The Atlas ties were considerably smaller than Peco’s and spaced closer together, making the Atlas track more realistic. Peco’s track was well made, sturdy, and reliable, but since I was virtually starting over, I decided to convert. I’m happy I did, but I ran into a couple of challenges you should know about, if you don’t already.
Bumps in the road – Adventures in code 55 track
Soon after Atlas code 55 was introduced, modelers discovered that Micro-Trains cars made a little tickety-tick sound as they rolled along because the flanges were bumping on the molded spike heads. This wouldn’t have been such a big deal with other brands, but these were Micro-Trains cars, revered among most N scalers as leaders in realism.
This compatibility problem was compounded by the fact that Micro-Trains trucks were also sold separately, and many N scalers used them to replace the trucks that came with some other brands of rolling stock. Micro-Trains trucks were extremely free-rolling, and if you bought the trucks that came with couplers attached, swapping out trucks was an easy way to convert equipment to the popular Micro-Trains couplers.
The wags among us call Micro-Trains wheels “pizza cutters” because of their large flanges. Modelers who wanted a more realistic wheel profile could replace them with smaller-flanged wheels. Replacement candidates included Micro-Trains’ own low-profile wheels.
My favorite combination has become Atlas metal wheelsets in Micro-Trains trucks. I prefer these to plastic wheels because of their shiny treads. Also, this combination rolls even more freely than a stock Micro-Trains truck.

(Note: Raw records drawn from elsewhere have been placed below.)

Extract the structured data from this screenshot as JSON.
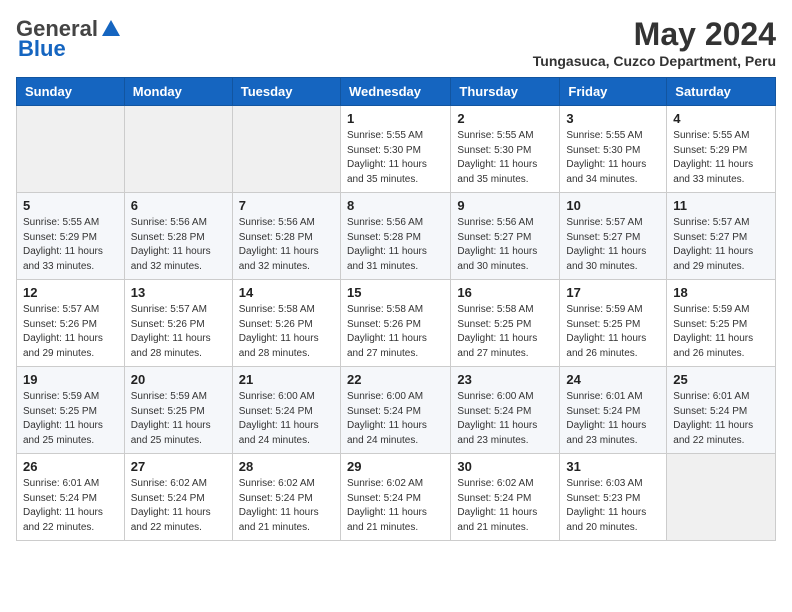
{
  "header": {
    "logo_general": "General",
    "logo_blue": "Blue",
    "month": "May 2024",
    "location": "Tungasuca, Cuzco Department, Peru"
  },
  "weekdays": [
    "Sunday",
    "Monday",
    "Tuesday",
    "Wednesday",
    "Thursday",
    "Friday",
    "Saturday"
  ],
  "weeks": [
    [
      {
        "day": "",
        "info": ""
      },
      {
        "day": "",
        "info": ""
      },
      {
        "day": "",
        "info": ""
      },
      {
        "day": "1",
        "info": "Sunrise: 5:55 AM\nSunset: 5:30 PM\nDaylight: 11 hours\nand 35 minutes."
      },
      {
        "day": "2",
        "info": "Sunrise: 5:55 AM\nSunset: 5:30 PM\nDaylight: 11 hours\nand 35 minutes."
      },
      {
        "day": "3",
        "info": "Sunrise: 5:55 AM\nSunset: 5:30 PM\nDaylight: 11 hours\nand 34 minutes."
      },
      {
        "day": "4",
        "info": "Sunrise: 5:55 AM\nSunset: 5:29 PM\nDaylight: 11 hours\nand 33 minutes."
      }
    ],
    [
      {
        "day": "5",
        "info": "Sunrise: 5:55 AM\nSunset: 5:29 PM\nDaylight: 11 hours\nand 33 minutes."
      },
      {
        "day": "6",
        "info": "Sunrise: 5:56 AM\nSunset: 5:28 PM\nDaylight: 11 hours\nand 32 minutes."
      },
      {
        "day": "7",
        "info": "Sunrise: 5:56 AM\nSunset: 5:28 PM\nDaylight: 11 hours\nand 32 minutes."
      },
      {
        "day": "8",
        "info": "Sunrise: 5:56 AM\nSunset: 5:28 PM\nDaylight: 11 hours\nand 31 minutes."
      },
      {
        "day": "9",
        "info": "Sunrise: 5:56 AM\nSunset: 5:27 PM\nDaylight: 11 hours\nand 30 minutes."
      },
      {
        "day": "10",
        "info": "Sunrise: 5:57 AM\nSunset: 5:27 PM\nDaylight: 11 hours\nand 30 minutes."
      },
      {
        "day": "11",
        "info": "Sunrise: 5:57 AM\nSunset: 5:27 PM\nDaylight: 11 hours\nand 29 minutes."
      }
    ],
    [
      {
        "day": "12",
        "info": "Sunrise: 5:57 AM\nSunset: 5:26 PM\nDaylight: 11 hours\nand 29 minutes."
      },
      {
        "day": "13",
        "info": "Sunrise: 5:57 AM\nSunset: 5:26 PM\nDaylight: 11 hours\nand 28 minutes."
      },
      {
        "day": "14",
        "info": "Sunrise: 5:58 AM\nSunset: 5:26 PM\nDaylight: 11 hours\nand 28 minutes."
      },
      {
        "day": "15",
        "info": "Sunrise: 5:58 AM\nSunset: 5:26 PM\nDaylight: 11 hours\nand 27 minutes."
      },
      {
        "day": "16",
        "info": "Sunrise: 5:58 AM\nSunset: 5:25 PM\nDaylight: 11 hours\nand 27 minutes."
      },
      {
        "day": "17",
        "info": "Sunrise: 5:59 AM\nSunset: 5:25 PM\nDaylight: 11 hours\nand 26 minutes."
      },
      {
        "day": "18",
        "info": "Sunrise: 5:59 AM\nSunset: 5:25 PM\nDaylight: 11 hours\nand 26 minutes."
      }
    ],
    [
      {
        "day": "19",
        "info": "Sunrise: 5:59 AM\nSunset: 5:25 PM\nDaylight: 11 hours\nand 25 minutes."
      },
      {
        "day": "20",
        "info": "Sunrise: 5:59 AM\nSunset: 5:25 PM\nDaylight: 11 hours\nand 25 minutes."
      },
      {
        "day": "21",
        "info": "Sunrise: 6:00 AM\nSunset: 5:24 PM\nDaylight: 11 hours\nand 24 minutes."
      },
      {
        "day": "22",
        "info": "Sunrise: 6:00 AM\nSunset: 5:24 PM\nDaylight: 11 hours\nand 24 minutes."
      },
      {
        "day": "23",
        "info": "Sunrise: 6:00 AM\nSunset: 5:24 PM\nDaylight: 11 hours\nand 23 minutes."
      },
      {
        "day": "24",
        "info": "Sunrise: 6:01 AM\nSunset: 5:24 PM\nDaylight: 11 hours\nand 23 minutes."
      },
      {
        "day": "25",
        "info": "Sunrise: 6:01 AM\nSunset: 5:24 PM\nDaylight: 11 hours\nand 22 minutes."
      }
    ],
    [
      {
        "day": "26",
        "info": "Sunrise: 6:01 AM\nSunset: 5:24 PM\nDaylight: 11 hours\nand 22 minutes."
      },
      {
        "day": "27",
        "info": "Sunrise: 6:02 AM\nSunset: 5:24 PM\nDaylight: 11 hours\nand 22 minutes."
      },
      {
        "day": "28",
        "info": "Sunrise: 6:02 AM\nSunset: 5:24 PM\nDaylight: 11 hours\nand 21 minutes."
      },
      {
        "day": "29",
        "info": "Sunrise: 6:02 AM\nSunset: 5:24 PM\nDaylight: 11 hours\nand 21 minutes."
      },
      {
        "day": "30",
        "info": "Sunrise: 6:02 AM\nSunset: 5:24 PM\nDaylight: 11 hours\nand 21 minutes."
      },
      {
        "day": "31",
        "info": "Sunrise: 6:03 AM\nSunset: 5:23 PM\nDaylight: 11 hours\nand 20 minutes."
      },
      {
        "day": "",
        "info": ""
      }
    ]
  ]
}
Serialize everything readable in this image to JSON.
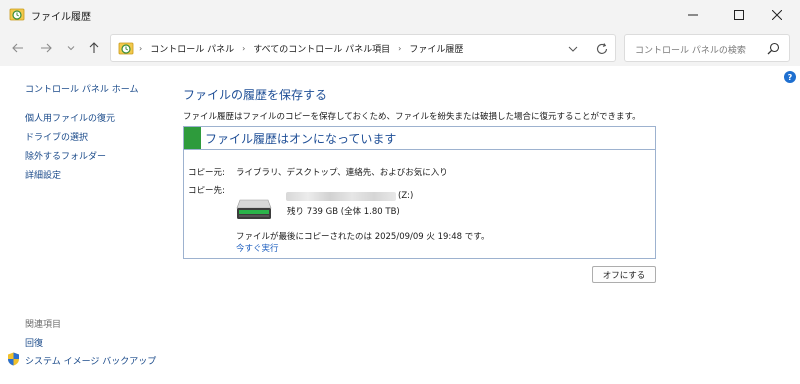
{
  "window": {
    "title": "ファイル履歴"
  },
  "address": {
    "crumbs": [
      "コントロール パネル",
      "すべてのコントロール パネル項目",
      "ファイル履歴"
    ]
  },
  "search": {
    "placeholder": "コントロール パネルの検索"
  },
  "sidebar": {
    "home": "コントロール パネル ホーム",
    "links": [
      "個人用ファイルの復元",
      "ドライブの選択",
      "除外するフォルダー",
      "詳細設定"
    ],
    "related_heading": "関連項目",
    "related": [
      "回復",
      "システム イメージ バックアップ"
    ]
  },
  "main": {
    "title": "ファイルの履歴を保存する",
    "description": "ファイル履歴はファイルのコピーを保存しておくため、ファイルを紛失または破損した場合に復元することができます。",
    "status_title": "ファイル履歴はオンになっています",
    "copy_from_label": "コピー元:",
    "copy_from_value": "ライブラリ、デスクトップ、連絡先、およびお気に入り",
    "copy_to_label": "コピー先:",
    "drive_letter": "(Z:)",
    "free_space": "残り 739 GB (全体 1.80 TB)",
    "last_copy": "ファイルが最後にコピーされたのは 2025/09/09 火 19:48 です。",
    "run_now": "今すぐ実行",
    "turn_off": "オフにする"
  },
  "colors": {
    "link": "#1a4a8a",
    "heading": "#1e4e96",
    "status_green": "#2e9b3c"
  }
}
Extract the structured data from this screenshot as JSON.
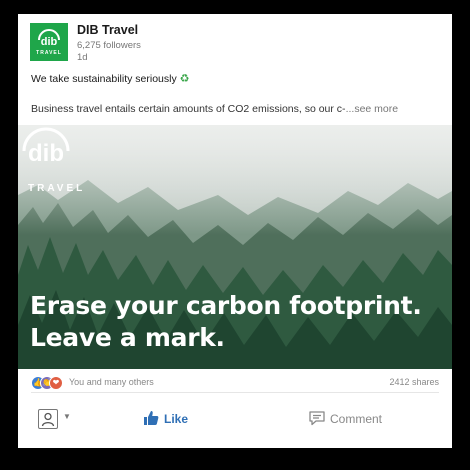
{
  "post": {
    "company_name": "DIB Travel",
    "followers": "6,275 followers",
    "age": "1d",
    "headline": "We take sustainability seriously",
    "headline_emoji": "♻",
    "body": "Business travel entails certain amounts of CO2 emissions, so our c-",
    "see_more": "...see more"
  },
  "logo": {
    "word": "TRAVEL",
    "brand_color": "#1fa64a"
  },
  "image": {
    "brand_word": "TRAVEL",
    "tagline_line1": "Erase your carbon footprint.",
    "tagline_line2": "Leave a mark."
  },
  "stats": {
    "reaction_text": "You and many others",
    "shares": "2412 shares"
  },
  "actions": {
    "like": "Like",
    "comment": "Comment",
    "like_color": "#2f6fb5"
  }
}
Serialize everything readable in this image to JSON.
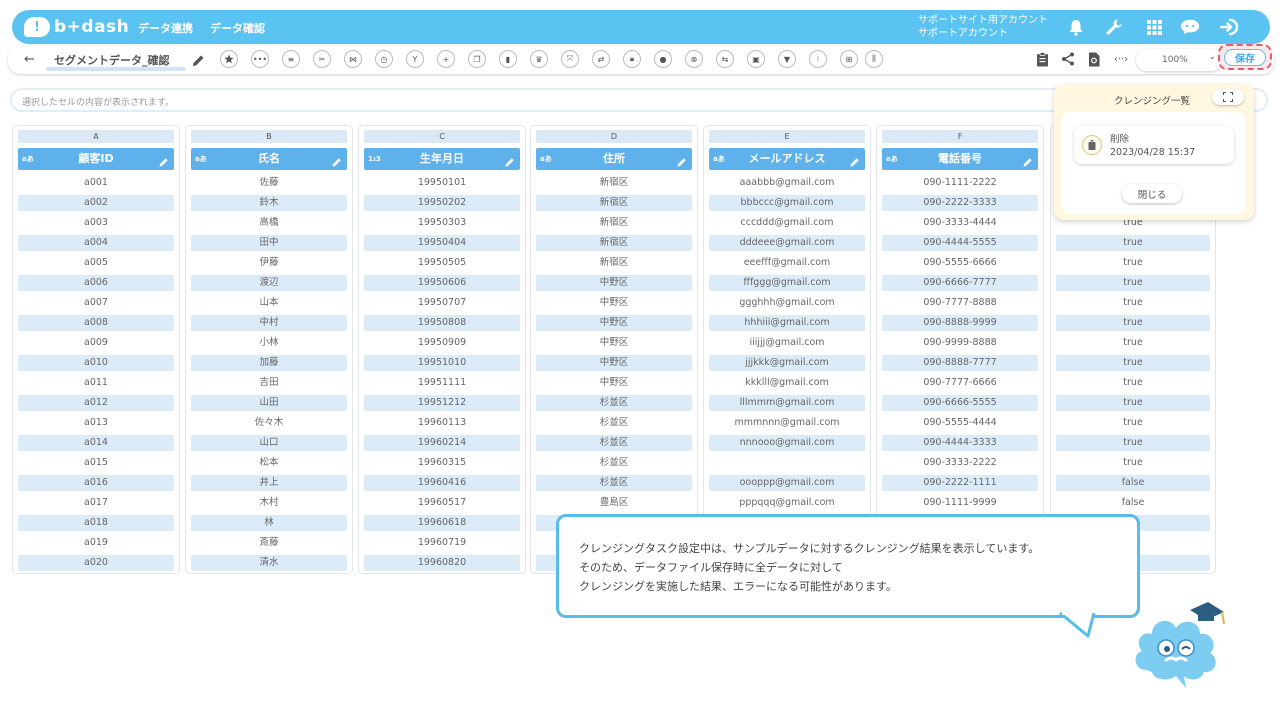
{
  "header": {
    "logo_mark": "!",
    "logo_text": "b+dash",
    "nav": [
      "データ連携",
      "データ確認"
    ],
    "account_line1": "サポートサイト用アカウント",
    "account_line2": "サポートアカウント",
    "icons": [
      "bell-icon",
      "wrench-icon",
      "grid-icon",
      "chat-icon",
      "logout-icon"
    ]
  },
  "toolbar": {
    "back": "←",
    "title": "セグメントデータ_確認",
    "zoom": "100%",
    "save_label": "保存"
  },
  "formula_bar": {
    "placeholder": "選択したセルの内容が表示されます。"
  },
  "columns": [
    {
      "letter": "A",
      "type": "aあ",
      "name": "顧客ID",
      "values": [
        "a001",
        "a002",
        "a003",
        "a004",
        "a005",
        "a006",
        "a007",
        "a008",
        "a009",
        "a010",
        "a011",
        "a012",
        "a013",
        "a014",
        "a015",
        "a016",
        "a017",
        "a018",
        "a019",
        "a020"
      ]
    },
    {
      "letter": "B",
      "type": "aあ",
      "name": "氏名",
      "values": [
        "佐藤",
        "鈴木",
        "高橋",
        "田中",
        "伊藤",
        "渡辺",
        "山本",
        "中村",
        "小林",
        "加藤",
        "吉田",
        "山田",
        "佐々木",
        "山口",
        "松本",
        "井上",
        "木村",
        "林",
        "斎藤",
        "清水"
      ]
    },
    {
      "letter": "C",
      "type": "1₂3",
      "name": "生年月日",
      "values": [
        "19950101",
        "19950202",
        "19950303",
        "19950404",
        "19950505",
        "19950606",
        "19950707",
        "19950808",
        "19950909",
        "19951010",
        "19951111",
        "19951212",
        "19960113",
        "19960214",
        "19960315",
        "19960416",
        "19960517",
        "19960618",
        "19960719",
        "19960820"
      ]
    },
    {
      "letter": "D",
      "type": "aあ",
      "name": "住所",
      "values": [
        "新宿区",
        "新宿区",
        "新宿区",
        "新宿区",
        "新宿区",
        "中野区",
        "中野区",
        "中野区",
        "中野区",
        "中野区",
        "中野区",
        "杉並区",
        "杉並区",
        "杉並区",
        "杉並区",
        "杉並区",
        "豊島区",
        "",
        "",
        ""
      ]
    },
    {
      "letter": "E",
      "type": "aあ",
      "name": "メールアドレス",
      "values": [
        "aaabbb@gmail.com",
        "bbbccc@gmail.com",
        "cccddd@gmail.com",
        "dddeee@gmail.com",
        "eeefff@gmail.com",
        "fffggg@gmail.com",
        "ggghhh@gmail.com",
        "hhhiii@gmail.com",
        "iiijjj@gmail.com",
        "jjjkkk@gmail.com",
        "kkklll@gmail.com",
        "lllmmm@gmail.com",
        "mmmnnn@gmail.com",
        "nnnooo@gmail.com",
        "",
        "oooppp@gmail.com",
        "pppqqq@gmail.com",
        "",
        "",
        ""
      ]
    },
    {
      "letter": "F",
      "type": "aあ",
      "name": "電話番号",
      "values": [
        "090-1111-2222",
        "090-2222-3333",
        "090-3333-4444",
        "090-4444-5555",
        "090-5555-6666",
        "090-6666-7777",
        "090-7777-8888",
        "090-8888-9999",
        "090-9999-8888",
        "090-8888-7777",
        "090-7777-6666",
        "090-6666-5555",
        "090-5555-4444",
        "090-4444-3333",
        "090-3333-2222",
        "090-2222-1111",
        "090-1111-9999",
        "",
        "",
        ""
      ]
    },
    {
      "letter": "",
      "type": "",
      "name": "",
      "values": [
        "",
        "",
        "true",
        "true",
        "true",
        "true",
        "true",
        "true",
        "true",
        "true",
        "true",
        "true",
        "true",
        "true",
        "true",
        "false",
        "false",
        "",
        "",
        ""
      ]
    }
  ],
  "cleansing_panel": {
    "title": "クレンジング一覧",
    "item_label": "削除",
    "item_date": "2023/04/28 15:37",
    "close_label": "閉じる"
  },
  "notice": {
    "line1": "クレンジングタスク設定中は、サンプルデータに対するクレンジング結果を表示しています。",
    "line2": "そのため、データファイル保存時に全データに対して",
    "line3": "クレンジングを実施した結果、エラーになる可能性があります。"
  },
  "colors": {
    "brand": "#5bc3f1",
    "column_header": "#5fb1ec",
    "row_alt": "#dcebf8",
    "save_highlight": "#e45a6f",
    "panel_bg": "#fff7e0"
  }
}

In the meantime, Micro-Trains continued releasing cars with the large flanges, but also began including a set of its low-profile wheels for those who wanted to switch. The company is no longer doing that, and instead has introduced a new wheel with mid-sized flanges. The last two Micro-Trains cars I bought have these, and they look and run great on Atlas code 55 track. But enough about wheels for now.
The bigger problem
I also discovered that my locomotives were derailing on the Atlas code 55 turnouts, and all the filing and tweaking I did on the points, frogs, and rail joints didn’t help. I nearly filed one turnout to death trying to solve this derailment problem. It was heartbreaking to watch a beautiful new Kato SD40-2 roll smoothly into a turnout and then flop over on its side.
Finally, the lightbulb over my head switched on. If the turnouts check out with the National Model Railroad Association standards gauge and all my cars go through them just fine, then the problem has to be with the locomotive.
And that’s exactly what it turned out to be. The back-to-back wheel spacing on every locomotive was too tight – not by much, only about the thickness of a business card – but that was enough to cause all kinds of calamity.
I’ve been correcting this by disassembling the trucks and setting the back-to-back wheel spacing to .301″ (the NMRA standard). Much more or less than this and you’ll get derailments.
I measure this distance with a caliper. Mine is an inexpensive plastic one made by General Tools. A metal one would be better, but costs more. Usually I can move the drivers by twisting with my fingers, but if they prove stubborn, I use a gear puller. The hardest part is disassembling the trucks. On some models you need to pry the side frames apart to lift out the assembly. On others, you’ll find a tab at one end that can be disengaged with a small screwdriver.
This has been an exasperating business. I still have many locomotives to go, but I’ve gotten better at it and it goes more quickly now. I have it down to about 30 minutes per unit.
The best news is that some of the engines I’ve bought recently haven’t had the problem, which means the manufacturers may have caught on to it and are correcting. I sure hope so.